Haïti : plusieurs favoris demandent l’annulation des élections
TweetDouze des 18 candidats à l’élection présidentielle en Haïti, dont les favoris Mirlande Manigat et Michel Martelly, ont réclamé dimanche l’annulation du scrutin en cours, dénonçant des "fraudes" au cours d’un premier tour émaillé d’incidents qui ont fait des blessés.
Ces candidats, parmi lesquels des favoris tels Mirlande Manigat, le chanteur populaire Michel Martelly ainsi que Jacques-Edouard Alexis, ont dénoncé dans une déclaration commune "un complot du gouvernement et du Conseil électoral provisoire (CEP) pour trafiquer les élections au profit du candidat du parti au pouvoir".
Ils ont fait cette déclaration devant des partisans dans un hôtel de Port-au-Prince, a constaté l’AFP sur place, après que plusieurs incidents sont survenus dans des bureaux de vote de plusieurs villes.
"Il ne s’agit pas uniquement de fraudes, c’est un véritable scandale, un véritable kidnapping des élections", avait plus tôt déclaré à l’AFP le porte-parole de Mme Manigat, Patrice Dumond. Mme Manigat avait déjà évoqué le risque de fraudes plusieurs jours avant la consultation.
Près de 5 millions d’Haïtiens sont appelés à choisir dimanche leur nouveau président entre 18 candidats, ainsi que leurs parlementaires, dans un pays touché par une épidémie de choléra.
Jude Célestin, protégé du président sortant, est le candidat du parti au pouvoir.
Les opérations de vote ont déjà été annulées dimanche dans deux villes du nord d’Haïti, suite à des violences qui ont fait au moins deux blessés, tandis qu’un centre de vote a été saccagé à Port-au-Prince.
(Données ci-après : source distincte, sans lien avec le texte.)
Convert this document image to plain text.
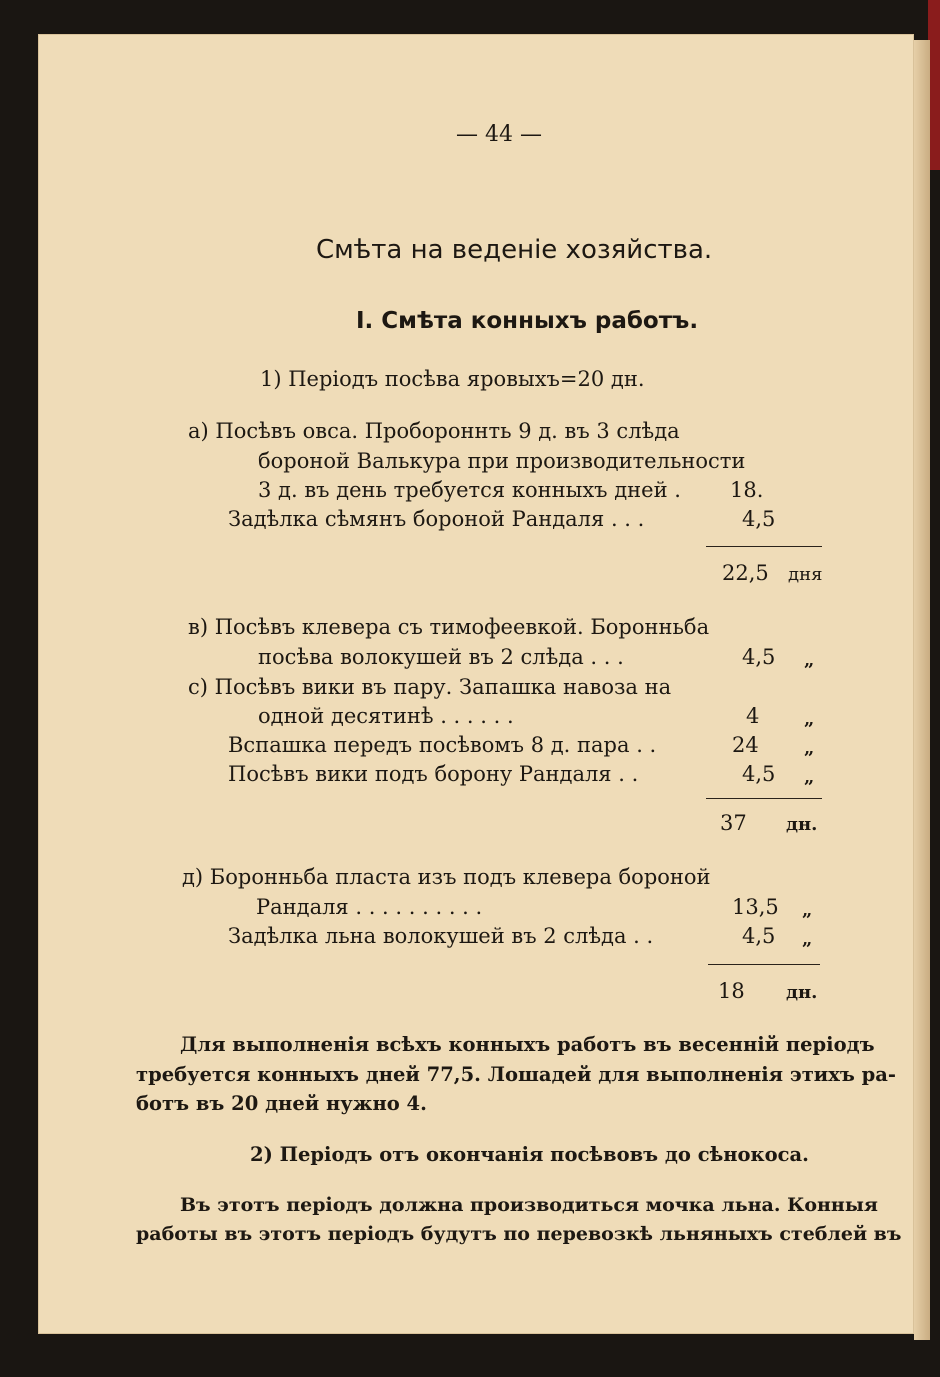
— 44 —
Смѣта на веденіе хозяйства.
I. Смѣта конныхъ работъ.
1) Періодъ посѣва яровыхъ=20 дн.
а) Посѣвъ овса. Пробороннть 9 д. въ 3 слѣда
бороной Валькура при производительности
3 д. въ день требуется конныхъ дней . 18.
Задѣлка сѣмянъ бороной Рандаля . . .	4,5
22,5 дня
в) Посѣвъ клевера съ тимофеевкой. Боронньба
посѣва волокушей въ 2 слѣда . . .	4,5 „
c) Посѣвъ вики въ пару. Запашка навоза на
одной десятинѣ . . . . . .	4 „
Вспашка передъ посѣвомъ 8 д. пара . .	24	„
Посѣвъ вики подъ борону Рандаля . .	4,5 „
37 дн.
д) Боронньба пласта изъ подъ клевера бороной
Рандаля . . . . . . . . . .	13,5 „
Задѣлка льна волокушей въ 2 слѣда . .	4,5 „
18 дн.
Для выполненія всѣхъ конныхъ работъ въ весенній періодъ
требуется конныхъ дней 77,5. Лошадей для выполненія этихъ ра-
ботъ въ 20 дней нужно 4.
2) Періодъ отъ окончанія посѣвовъ до сѣнокоса.
Въ этотъ періодъ должна производиться мочка льна. Конныя
работы въ этотъ періодъ будутъ по перевозкѣ льняныхъ стеблей въ
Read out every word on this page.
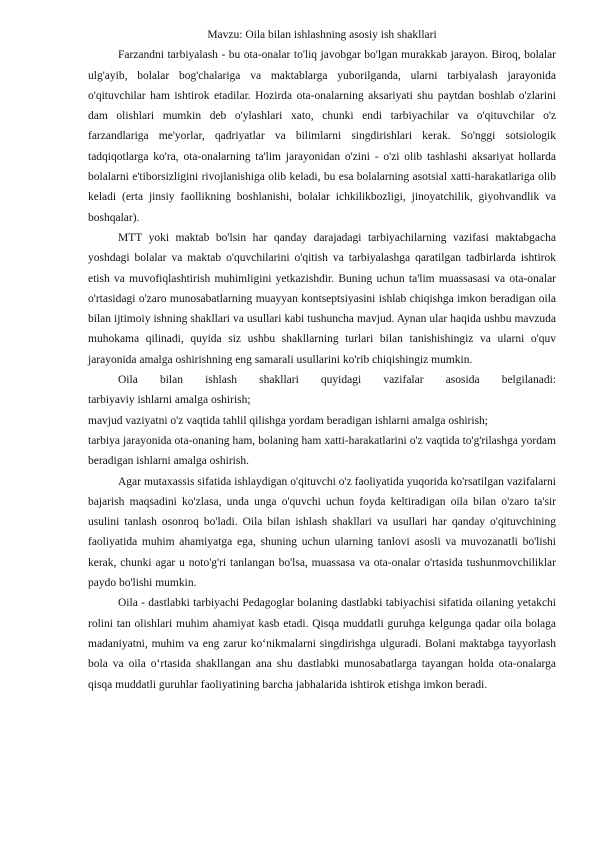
Mavzu: Oila bilan ishlashning asosiy ish shakllari

Farzandni tarbiyalash - bu ota-onalar to'liq javobgar bo'lgan murakkab jarayon. Biroq, bolalar ulg'ayib, bolalar bog'chalariga va maktablarga yuborilganda, ularni tarbiyalash jarayonida o'qituvchilar ham ishtirok etadilar. Hozirda ota-onalarning aksariyati shu paytdan boshlab o'zlarini dam olishlari mumkin deb o'ylashlari xato, chunki endi tarbiyachilar va o'qituvchilar o'z farzandlariga me'yorlar, qadriyatlar va bilimlarni singdirishlari kerak. So'nggi sotsiologik tadqiqotlarga ko'ra, ota-onalarning ta'lim jarayonidan o'zini - o'zi olib tashlashi aksariyat hollarda bolalarni e'tiborsizligini rivojlanishiga olib keladi, bu esa bolalarning asotsial xatti-harakatlariga olib keladi (erta jinsiy faollikning boshlanishi, bolalar ichkilikbozligi, jinoyatchilik, giyohvandlik va boshqalar).

MTT yoki maktab bo'lsin har qanday darajadagi tarbiyachilarning vazifasi maktabgacha yoshdagi bolalar va maktab o'quvchilarini o'qitish va tarbiyalashga qaratilgan tadbirlarda ishtirok etish va muvofiqlashtirish muhimligini yetkazishdir. Buning uchun ta'lim muassasasi va ota-onalar o'rtasidagi o'zaro munosabatlarning muayyan kontseptsiyasini ishlab chiqishga imkon beradigan oila bilan ijtimoiy ishning shakllari va usullari kabi tushuncha mavjud. Aynan ular haqida ushbu mavzuda muhokama qilinadi, quyida siz ushbu shakllarning turlari bilan tanishishingiz va ularni o'quv jarayonida amalga oshirishning eng samarali usullarini ko'rib chiqishingiz mumkin.

Oila bilan ishlash shakllari quyidagi vazifalar asosida belgilanadi:

tarbiyaviy ishlarni amalga oshirish;

mavjud vaziyatni o'z vaqtida tahlil qilishga yordam beradigan ishlarni amalga oshirish;

tarbiya jarayonida ota-onaning ham, bolaning ham xatti-harakatlarini o'z vaqtida to'g'rilashga yordam beradigan ishlarni amalga oshirish.

Agar mutaxassis sifatida ishlaydigan o'qituvchi o'z faoliyatida yuqorida ko'rsatilgan vazifalarni bajarish maqsadini ko'zlasa, unda unga o'quvchi uchun foyda keltiradigan oila bilan o'zaro ta'sir usulini tanlash osonroq bo'ladi. Oila bilan ishlash shakllari va usullari har qanday o'qituvchining faoliyatida muhim ahamiyatga ega, shuning uchun ularning tanlovi asosli va muvozanatli bo'lishi kerak, chunki agar u noto'g'ri tanlangan bo'lsa, muassasa va ota-onalar o'rtasida tushunmovchiliklar paydo bo'lishi mumkin.

Oila - dastlabki tarbiyachi Pedagoglar bolaning dastlabki tabiyachisi sifatida oilaning yetakchi rolini tan olishlari muhim ahamiyat kasb etadi. Qisqa muddatli guruhga kelgunga qadar oila bolaga madaniyatni, muhim va eng zarur ko‘nikmalarni singdirishga ulguradi. Bolani maktabga tayyorlash bola va oila o‘rtasida shakllangan ana shu dastlabki munosabatlarga tayangan holda ota-onalarga qisqa muddatli guruhlar faoliyatining barcha jabhalarida ishtirok etishga imkon beradi.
"Une trentaine de personnes sont arrivées d’un coup et ont tout saccagé. Ils n’avaient pas leurs noms sur les listes et ne pouvaient pas voter", a expliqué le superviseur adjoint du centre du quartier de Tabarre dans la capitale, Peteckson Rénévil.
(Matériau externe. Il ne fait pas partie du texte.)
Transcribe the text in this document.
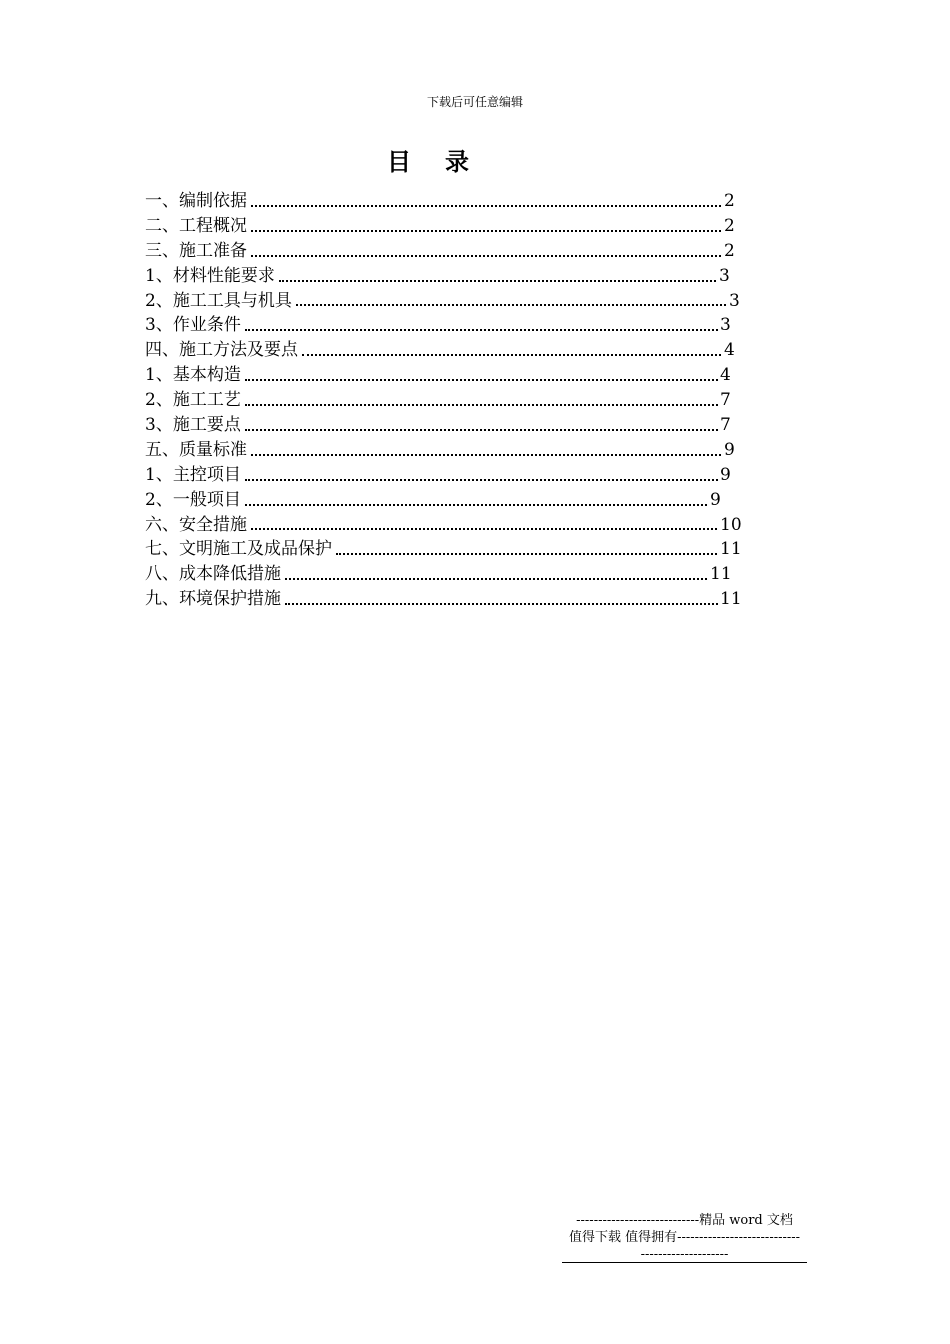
下载后可任意编辑
目录
一、编制依据	2
二、工程概况	2
三、施工准备	2
1、材料性能要求	3
2、施工工具与机具	3
3、作业条件	3
四、施工方法及要点	4
1、基本构造	4
2、施工工艺	7
3、施工要点	7
五、质量标准	9
1、主控项目	9
2、一般项目	9
六、安全措施	10
七、文明施工及成品保护	11
八、成本降低措施	11
九、环境保护措施	11
----------------------------精品 word 文档
值得下载 值得拥有----------------------------
--------------------
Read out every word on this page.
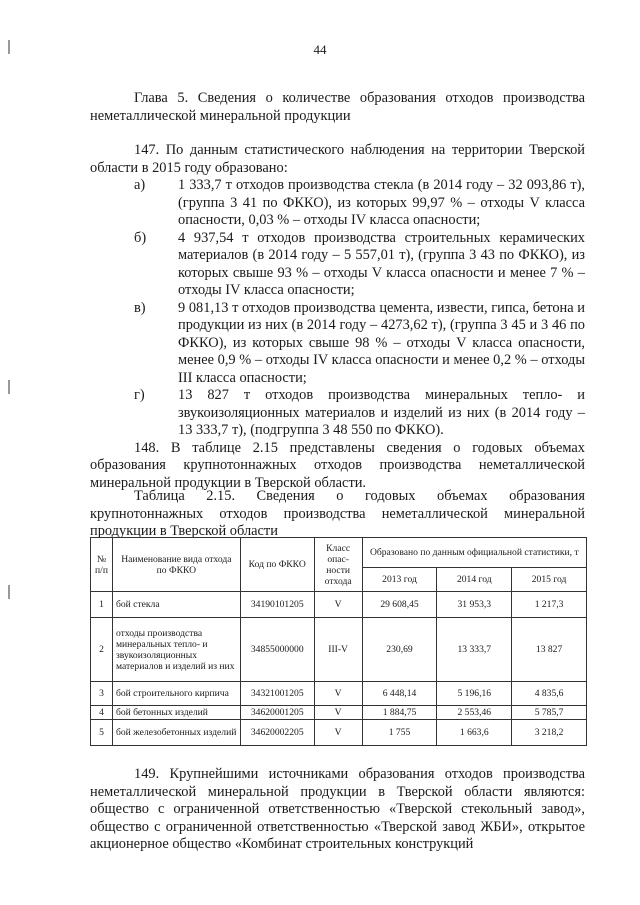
44

Глава 5. Сведения о количестве образования отходов производства неметаллической минеральной продукции

147. По данным статистического наблюдения на территории Тверской области в 2015 году образовано:

а)	1 333,7 т отходов производства стекла (в 2014 году – 32 093,86 т), (группа 3 41 по ФККО), из которых 99,97 % – отходы V класса опасности, 0,03 % – отходы IV класса опасности;
б)	4 937,54 т отходов производства строительных керамических материалов (в 2014 году – 5 557,01 т), (группа 3 43 по ФККО), из которых свыше 93 % – отходы V класса опасности и менее 7 % – отходы IV класса опасности;
в)	9 081,13 т отходов производства цемента, извести, гипса, бетона и продукции из них (в 2014 году – 4273,62 т), (группа 3 45 и 3 46 по ФККО), из которых свыше 98 % – отходы V класса опасности, менее 0,9 % – отходы IV класса опасности и менее 0,2 % – отходы III класса опасности;
г)	13 827 т отходов производства минеральных тепло- и звукоизоляционных материалов и изделий из них (в 2014 году – 13 333,7 т), (подгруппа 3 48 550 по ФККО).

148. В таблице 2.15 представлены сведения о годовых объемах образования крупнотоннажных отходов производства неметаллической минеральной продукции в Тверской области.

Таблица 2.15. Сведения о годовых объемах образования крупнотоннажных отходов производства неметаллической минеральной продукции в Тверской области

№ п/п	Наименование вида отхода по ФККО	Код по ФККО	Класс опас-ности отхода	Образовано по данным официальной статистики, т		
				2013 год	2014 год	2015 год
1	бой стекла	34190101205	V	29 608,45	31 953,3	1 217,3
2	отходы производства минеральных тепло- и звукоизоляционных материалов и изделий из них	34855000000	III-V	230,69	13 333,7	13 827
3	бой строительного кирпича	34321001205	V	6 448,14	5 196,16	4 835,6
4	бой бетонных изделий	34620001205	V	1 884,75	2 553,46	5 785,7
5	бой железобетонных изделий	34620002205	V	1 755	1 663,6	3 218,2

149. Крупнейшими источниками образования отходов производства неметаллической минеральной продукции в Тверской области являются: общество с ограниченной ответственностью «Тверской стекольный завод», общество с ограниченной ответственностью «Тверской завод ЖБИ», открытое акционерное общество «Комбинат строительных конструкций
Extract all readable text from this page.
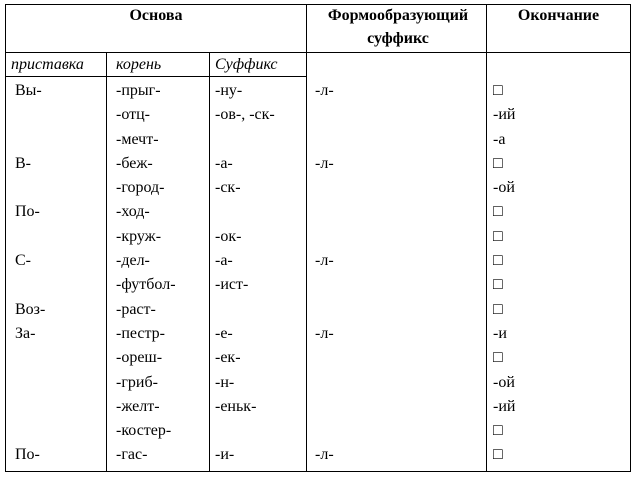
Основа	Формообразующий суффикс
Окончание
приставка корень	Суффикс
Вы-

В-

По-

С-

Воз-
За-

По-
-прыг-
-отц-
-мечт-
-беж-
-город-
-ход-
-круж-
-дел-
-футбол-
-раст-
-пестр-
-ореш-
-гриб-
-желт-
-костер-
-гас-
-ну-
-ов-, -ск-

-а-
-ск-

-ок-
-а-
-ист-

-е-
-ек-
-н-
-еньк-

-и-
-л-

-л-

-л-

-л-

-л-
□
-ий
-а
□
-ой
□
□
□
□
□
-и
□
-ой
-ий
□
□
A Petit-Goâve, au sud-ouest d’Haïti, la police a tiré en l’air pour disperser la foule, a indiqué la mission de l’ONU dans le pays (Minustah).
A Desdunes, dans le nord, après des incidents et des coups de feu qui ont fait des blessés, la Minustah avait envoyé dimanche matin une demi-douzaine de véhicules blindés "pour reprendre le contrôle de la situation" et faire reprendre le déroulement du scrutin qui a été interrompu, a indiqué le maire de cette localité de 42.000 habitants, Wesner Archelus.
Plus tôt dimanche, le chef de la mission de l’ONU en Haïti (Minustah), Edmond Mulet, avait affirmé que les élections se passaient dans un climat "paisible", malgré "des incidents mineurs".
Le responsable de la Minustah a assuré que "la décision du peuple sera respectée. Il y a de petits problèmes administratifs", a-t-il estimé "mais pas de grand problème qui vont réduire la participation".
Les bureaux de vote doivent fermer à 16H00 locales (21H00 GMT).
La tâche qui attend le nouveau chef de l’Etat est immense. A la crise sanitaire née de l’épidémie de choléra qui a fait 1.648 morts, s’ajoute la question du sort d’un million d’Haïtiens jetés à la rue par le séisme dévastateur du 12 janvier au cours duquel plus de 250.000 personnes sont mortes.
Les résultats du premier tour doivent être diffusés à partir du 5 décembre et proclamés le 20 décembre tandis que la passation de pouvoir entre René Préval et le nouveau président est prévue le 7 février.